Today, millions of students cannot afford to attend—or remain enrolled in—college. While tuition and fees continue to rise, increasingly higher food prices, rent and utility hikes, overwhelming childcare costs, rising health care expenses, and inaccessible transportation force students to work long hours, lose focus on their studies, take on unmanageable and risky debt, or leave college altogether.
Data from The Hope Center’s Student Basic Needs Survey and other national and state sources show that basic needs insecurity remains widespread. Nearly 3-in-4 students lack reliable access to food, housing, child care, reliable internet, transportation, or mental health support. Basic needs insecurity is especially acute among Pell Grant recipients, parenting students, and students from low-income and working-class backgrounds. These challenges are compounded by high living costs and a financial aid system that too often fails to keep pace with students’ real expenses.

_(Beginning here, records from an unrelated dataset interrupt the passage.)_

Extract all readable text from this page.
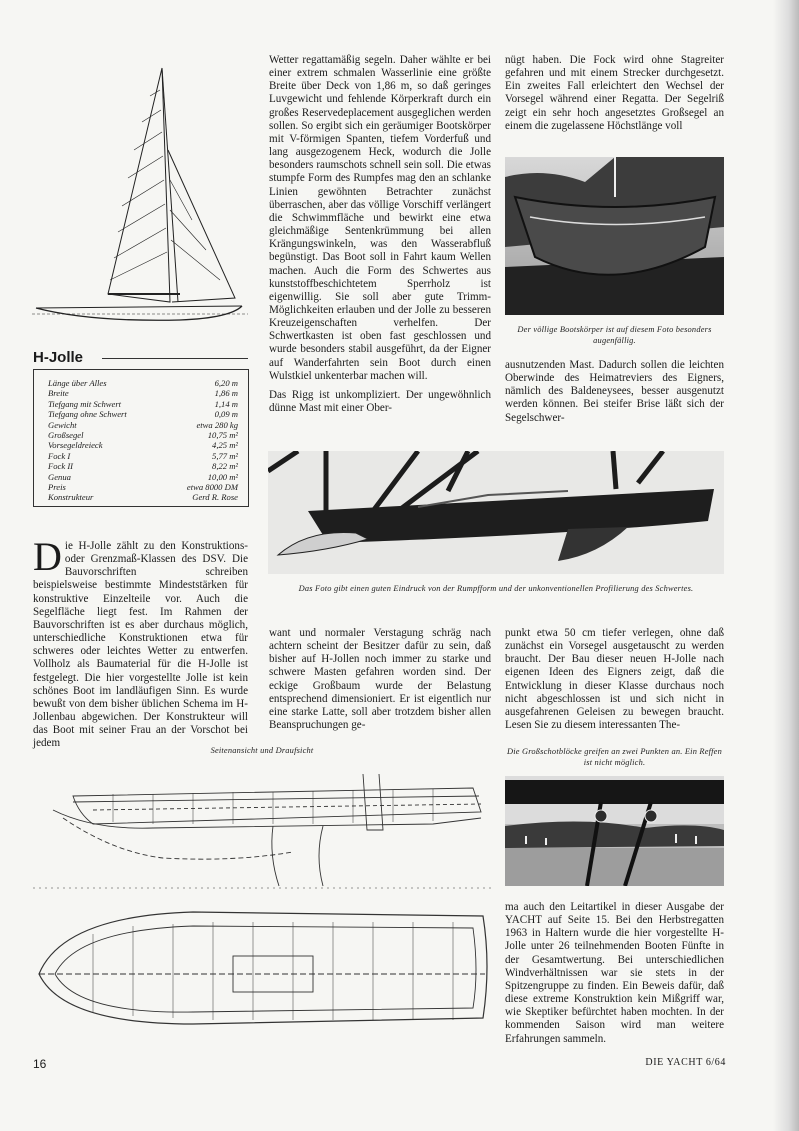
H-Jolle
Länge über Alles	6,20 m
Breite	1,86 m
Tiefgang mit Schwert	1,14 m
Tiefgang ohne Schwert	0,09 m
Gewicht	etwa 280 kg
Großsegel	10,75 m²
Vorsegeldreieck	4,25 m²
Fock I	5,77 m²
Fock II	8,22 m²
Genua	10,00 m²
Preis	etwa 8000 DM
Konstrukteur	Gerd R. Rose
Die H-Jolle zählt zu den Konstruktions- oder Grenzmaß-Klassen des DSV. Die Bauvorschriften schreiben beispielsweise bestimmte Mindeststärken für konstruktive Einzelteile vor. Auch die Segelfläche liegt fest. Im Rahmen der Bauvorschriften ist es aber durchaus möglich, unterschiedliche Konstruktionen etwa für schweres oder leichtes Wetter zu entwerfen. Vollholz als Baumaterial für die H-Jolle ist festgelegt. Die hier vorgestellte Jolle ist kein schönes Boot im landläufigen Sinn. Es wurde bewußt von dem bisher üblichen Schema im H-Jollenbau abgewichen. Der Konstrukteur will das Boot mit seiner Frau an der Vorschot bei jedem

Wetter regattamäßig segeln. Daher wählte er bei einer extrem schmalen Wasserlinie eine größte Breite über Deck von 1,86 m, so daß geringes Luvgewicht und fehlende Körperkraft durch ein großes Reservedeplacement ausgeglichen werden sollen. So ergibt sich ein geräumiger Bootskörper mit V-förmigen Spanten, tiefem Vorderfuß und lang ausgezogenem Heck, wodurch die Jolle besonders raumschots schnell sein soll. Die etwas stumpfe Form des Rumpfes mag den an schlanke Linien gewöhnten Betrachter zunächst überraschen, aber das völlige Vorschiff verlängert die Schwimmfläche und bewirkt eine etwa gleichmäßige Sentenkrümmung bei allen Krängungswinkeln, was den Wasserabfluß begünstigt. Das Boot soll in Fahrt kaum Wellen machen. Auch die Form des Schwertes aus kunststoffbeschichtetem Sperrholz ist eigenwillig. Sie soll aber gute Trimm-Möglichkeiten erlauben und der Jolle zu besseren Kreuzeigenschaften verhelfen. Der Schwertkasten ist oben fast geschlossen und wurde besonders stabil ausgeführt, da der Eigner auf Wanderfahrten sein Boot durch einen Wulstkiel unkenterbar machen will.

Das Rigg ist unkompliziert. Der ungewöhnlich dünne Mast mit einer Ober-

nügt haben. Die Fock wird ohne Stagreiter gefahren und mit einem Strecker durchgesetzt. Ein zweites Fall erleichtert den Wechsel der Vorsegel während einer Regatta. Der Segelriß zeigt ein sehr hoch angesetztes Großsegel an einem die zugelassene Höchstlänge voll

Der völlige Bootskörper ist auf diesem Foto besonders augenfällig.

ausnutzenden Mast. Dadurch sollen die leichten Oberwinde des Heimatreviers des Eigners, nämlich des Baldeneysees, besser ausgenutzt werden können. Bei steifer Brise läßt sich der Segelschwer-

Das Foto gibt einen guten Eindruck von der Rumpfform und der unkonventionellen Profilierung des Schwertes.

want und normaler Verstagung schräg nach achtern scheint der Besitzer dafür zu sein, daß bisher auf H-Jollen noch immer zu starke und schwere Masten gefahren worden sind. Der eckige Großbaum wurde der Belastung entsprechend dimensioniert. Er ist eigentlich nur eine starke Latte, soll aber trotzdem bisher allen Beanspruchungen ge-

punkt etwa 50 cm tiefer verlegen, ohne daß zunächst ein Vorsegel ausgetauscht zu werden braucht. Der Bau dieser neuen H-Jolle nach eigenen Ideen des Eigners zeigt, daß die Entwicklung in dieser Klasse durchaus noch nicht abgeschlossen ist und sich nicht in ausgefahrenen Geleisen zu bewegen braucht. Lesen Sie zu diesem interessanten The-

Seitenansicht und Draufsicht	Die Großschotblöcke greifen an zwei Punkten an. Ein Reffen ist nicht möglich.

ma auch den Leitartikel in dieser Ausgabe der YACHT auf Seite 15. Bei den Herbstregatten 1963 in Haltern wurde die hier vorgestellte H-Jolle unter 26 teilnehmenden Booten Fünfte in der Gesamtwertung. Bei unterschiedlichen Windverhältnissen war sie stets in der Spitzengruppe zu finden. Ein Beweis dafür, daß diese extreme Konstruktion kein Mißgriff war, wie Skeptiker befürchtet haben mochten. In der kommenden Saison wird man weitere Erfahrungen sammeln.

16	DIE YACHT 6/64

Recent federal policy changes have further undermined college affordability. Over the past year, the current Administration has attempted to dramatically shrink the federal role in higher education, shutter basic research and data collection, and cut funding for many of the programs that help students stay on the right path. Additionally, sweeping cuts in last year’s One Big Beautiful Bill Act (OBBBA) are already restricting access to food assistance, health care, and federal student loans, while shifting major costs onto states and families. These changes threaten higher education funding, weaken proven anti-poverty programs, and increase reliance on risky private borrowing. With many of OBBBA’s provisions coming into effect over the next two years, the damaging consequences for students, families, and state governments will only accelerate.